Manchmal rufen einige eine Losung wie „Tote der Welt! Vereinigt euch! Kämpft!“

Die Eulen flattern hin und her; ein paar schreien laut. Mit lautem Quaken bekunden die Frösche am Fluss ihre Unterstützung.

In dem merkwürdigen Dunkel schließe auch ich mich dem Zug an. Nicht einmal meinen Schatten kann ich noch sehen.

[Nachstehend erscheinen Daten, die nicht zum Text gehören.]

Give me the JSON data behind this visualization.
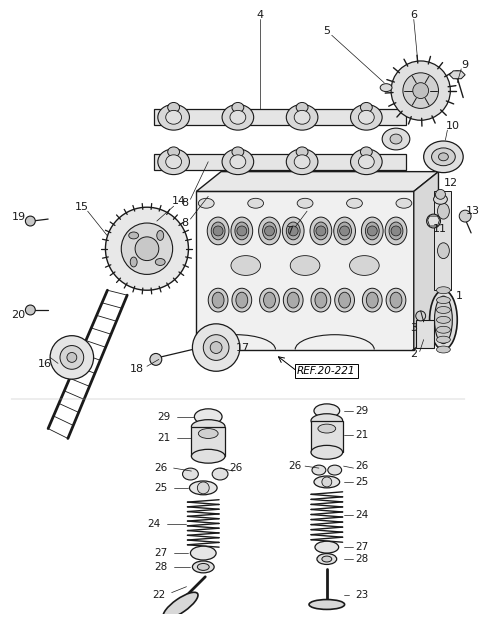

Die Stadt kommt in Sicht. Von dort bellen und miauen ein paar Hunde und Katzen aus Solidarität mit uns. Die schlafenden Städter, die das Gebell hören, drehen sich im Schlaf auf die andere Seite. Keiner von ihnen bekommt mit, dass es heute Nacht auf dem Friedhof eine Revolution gegeben hat. Heute, in dieser Vollmondnacht, haben sich die toten Bewohner des Friedhofs erhoben und den Fettwanst Shomir Sheikh mit Fußtritten aus dem Friedhof hinausbefördert.